Annoncé pour mort, le chauffeur Issa Traoré vit

Issa Traoré est le chauffeur de ‘’Massa’’, dont l’altercation avec un camarade de moto-taxi a déclenché les violences inter-communautaires de Béoumi du 15 au 16 mai 2019. Dans cet entretien, il dit sa part de vérité sur la rixe ayant dégénéré en bataille rangée.

Vous êtes le chauffeur de Massa qui a eu un accrochage avec le jeune de moto-taxi. Que s’est-il passé le jour des faits ?

Il faut dire que le mercredi matin, j’étais venu décharger le véhicule au marché. Un moto-taxi me barrait le passage. Je lui ai demandé de retirer son engin de la voie. Il a refusé. Mon apprenti est alors descendu pour le rappeler à l’ordre. C’est là qu’il a dit être chez lui et qu’il va faire ce qu’il veut. Il a ajouté que si nous étions fâchés, nous devrions aller garer chez nous au Nord au lieu de l’emmerder chez lui à Béoumi. Je suis alors descendu. Quand je suis arrivé à son niveau pour lui dire mes vérités, il m’a donné un coup de poing au visage et a pris la fuite. Je l’ai poursuivi parce que je ne pouvais pas laisser ce coup sans suite. Mon apprenti est descendu pour nous suivre. C’est vers la gendarmerie que je l’ai rattrapé. Sur place, mon apprenti et moi, avons été encerclés. En surnombre, ils ont commencé à nous bastonner. Des camarades, chauffeurs de Massa qui ont suivi la scène, sont alors venus à notre secours. Quand ils ont vu qu’on était plus seul, ils se sont repliés sur la gare. C’est ainsi que nous, tous, sommes repartis à la gare.

A ce moment précis, dans quel état se trouvait votre adversaire ?

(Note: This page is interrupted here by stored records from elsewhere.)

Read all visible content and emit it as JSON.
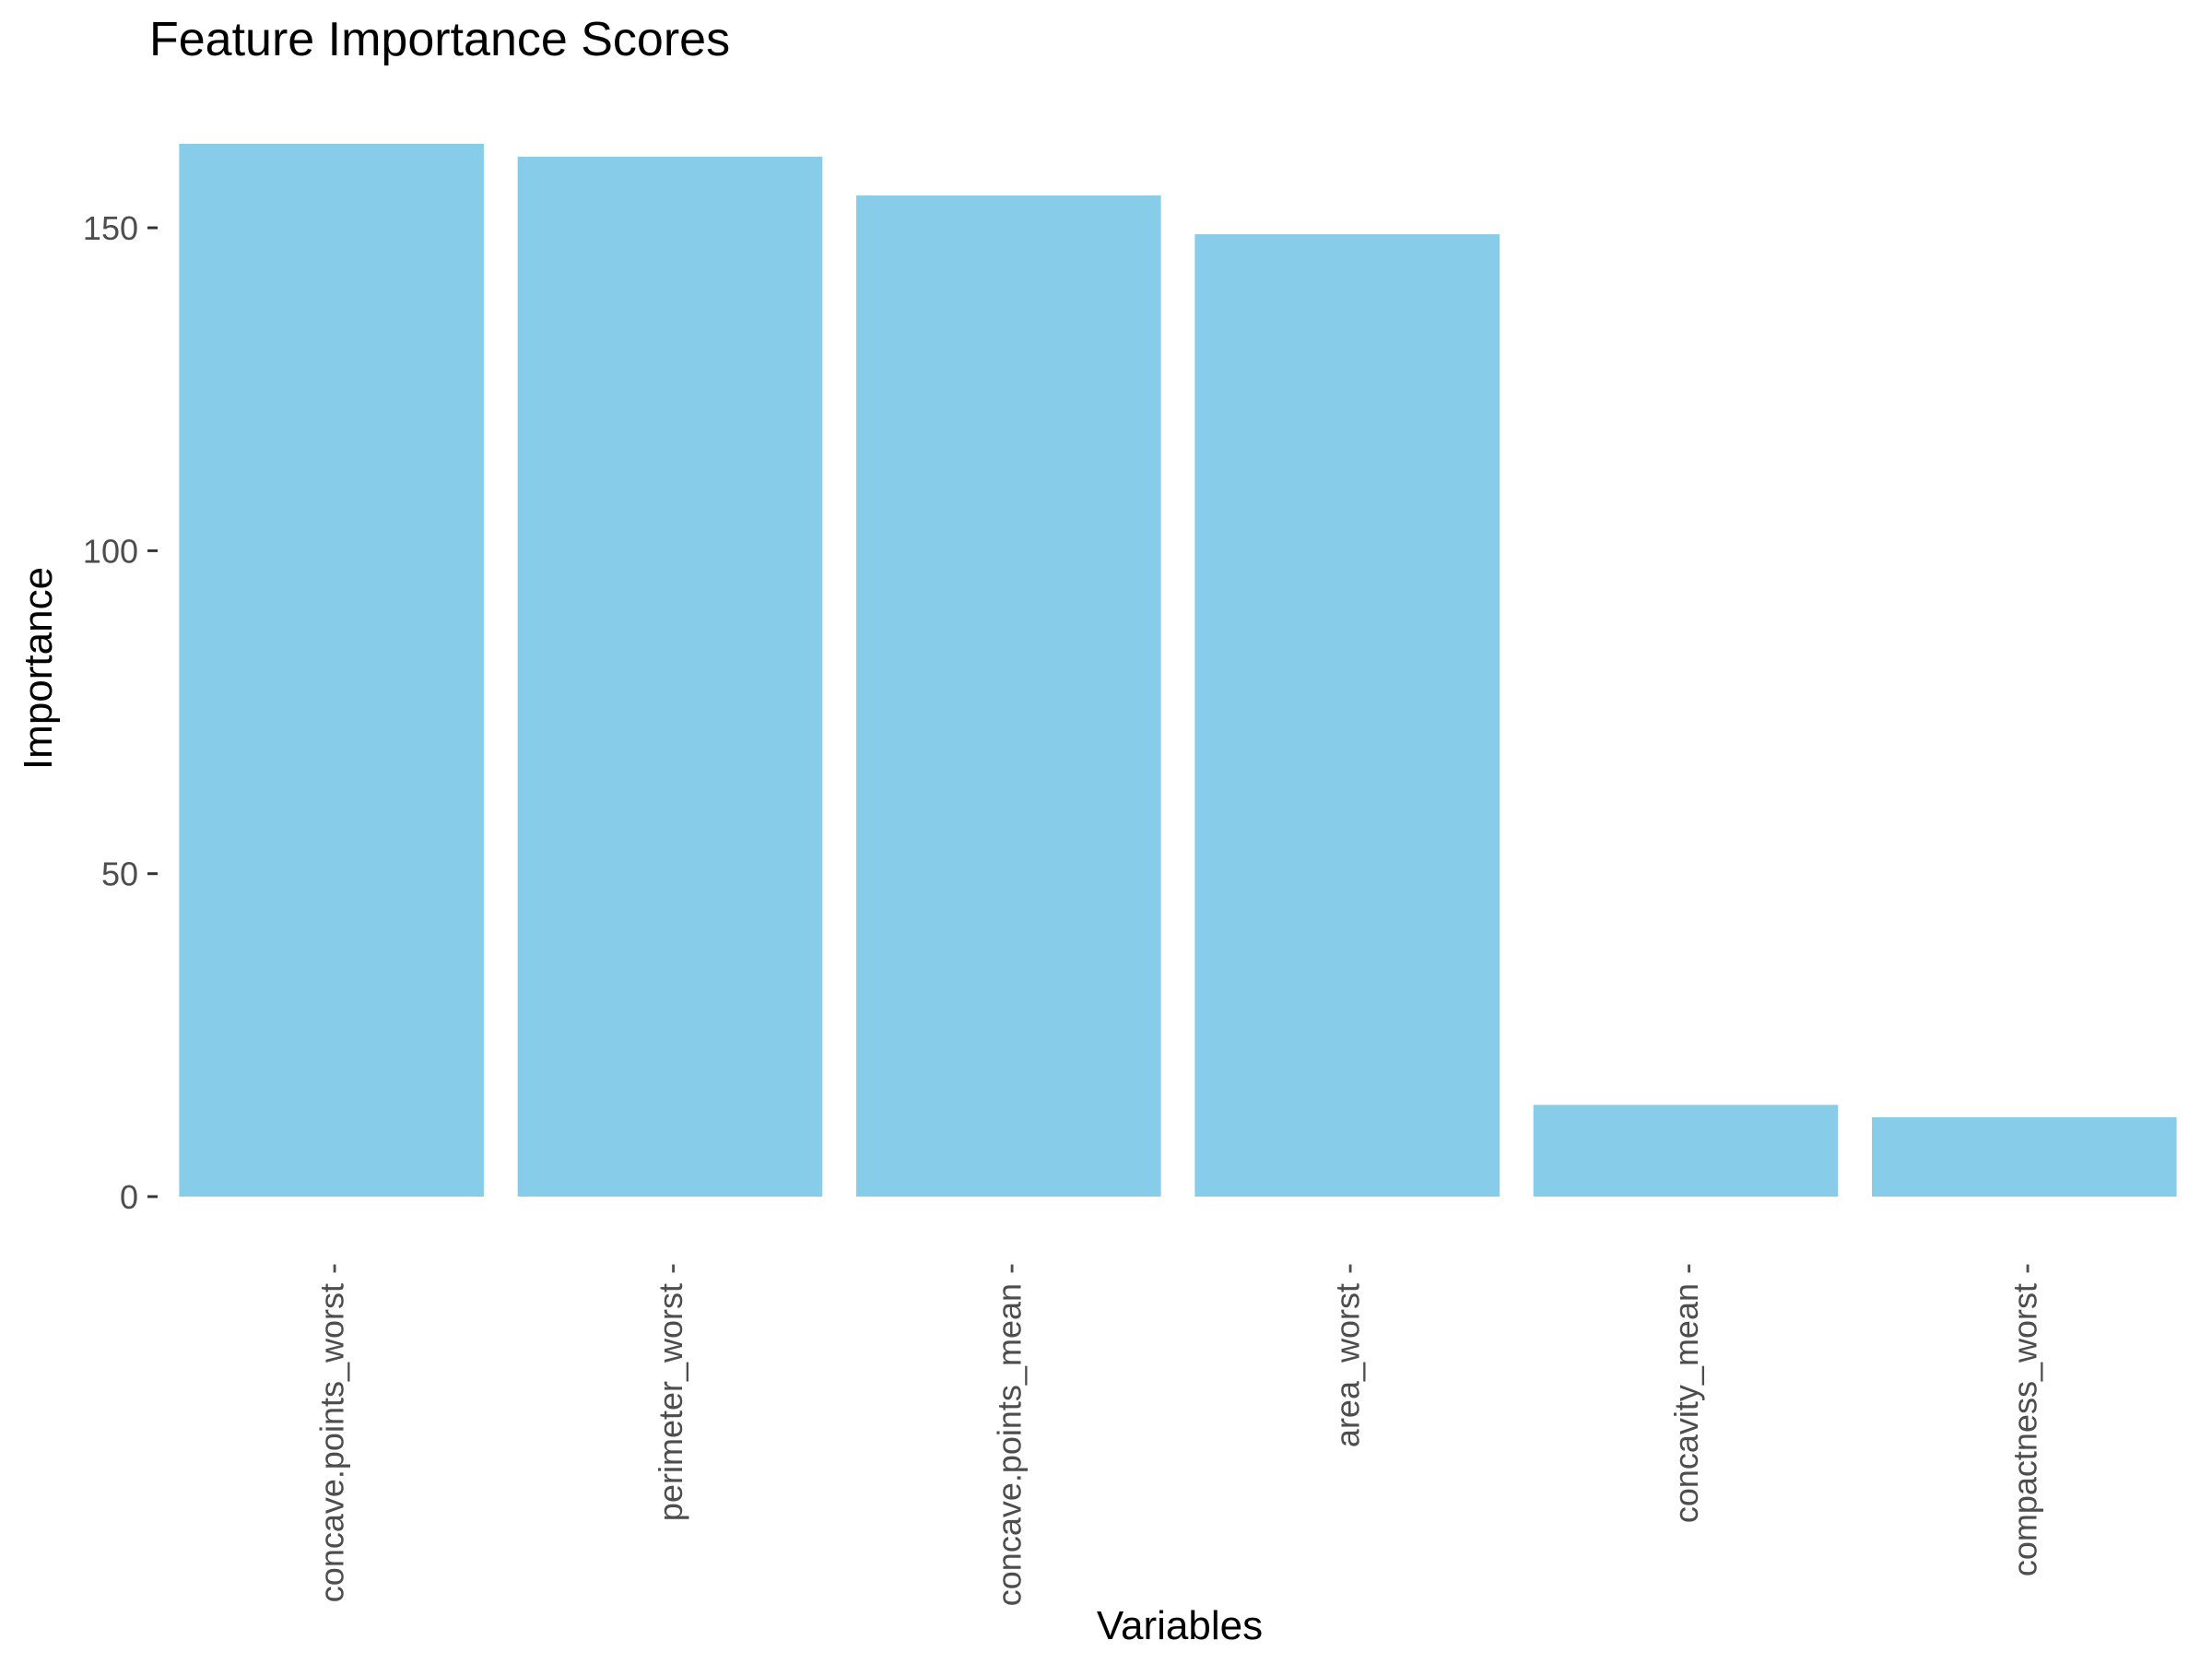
{
  "chart_data": {
    "type": "bar",
    "title": "Feature Importance Scores",
    "xlabel": "Variables",
    "ylabel": "Importance",
    "categories": [
      "concave.points_worst",
      "perimeter_worst",
      "concave.points_mean",
      "area_worst",
      "concavity_mean",
      "compactness_worst"
    ],
    "values": [
      163,
      161,
      155,
      149,
      14.2,
      12.3
    ],
    "ylim": [
      0,
      163
    ],
    "yticks": [
      0,
      50,
      100,
      150
    ],
    "ytick_labels": [
      "0",
      "50",
      "100",
      "150"
    ],
    "grid": false,
    "legend": "none",
    "colors": {
      "bar": "#87CDE9",
      "text": "#000000",
      "tick_label": "#4D4D4D",
      "tick": "#333333",
      "background": "#FFFFFF"
    }
  }
}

Il n’avait rien. Je n’ai même pas pu rendre mon coup. Ses camarades et lui sont tombés sur mon apprenti et moi ; Ils nous ont frappés et ne nous ont laissé que quand les autres chauffeurs de ‘’Massa’’ sont arrivés. Avant notre arrivée, à la gare, lui, il était dans le bureau du syndicat où nous nous sommes expliqués. Peu après, moi, je suis allé charger mon véhicule pour retourner à Kounahiri. Une fois à destination, j’ai été joint par des camarades m’informant que tout était gâté dans la ville, que la situation avait dégénéré sur la base d’informations faisant état de ce que le chauffeur de moto-taxi avait été tué pendant notre bagarre. Il n’en est rien. Il n’a même pas été blessé pendant notre palabre. On s’est, tous les deux, expliqué dans le bureau du responsable syndical à la gare. C’est après cela que moi, j’ai été autorisé à aller travailler. J’ai donc pris les passagers à destination de Kounahiri et j’ai quitté Béoumi. A ce moment, le chauffeur de moto-taxi, mon adversaire n’avait rien. Même pas une simple égratignure. Je vous ai expliqué je n’ai même pas pu rendre mon coup parce que ses amis sont venus nous encercler et nous frapper. Il avait même été dit que j’ai cogné son engin dont j’aurais cassé le rétroviseur. Tout cela est faux et archi-faux.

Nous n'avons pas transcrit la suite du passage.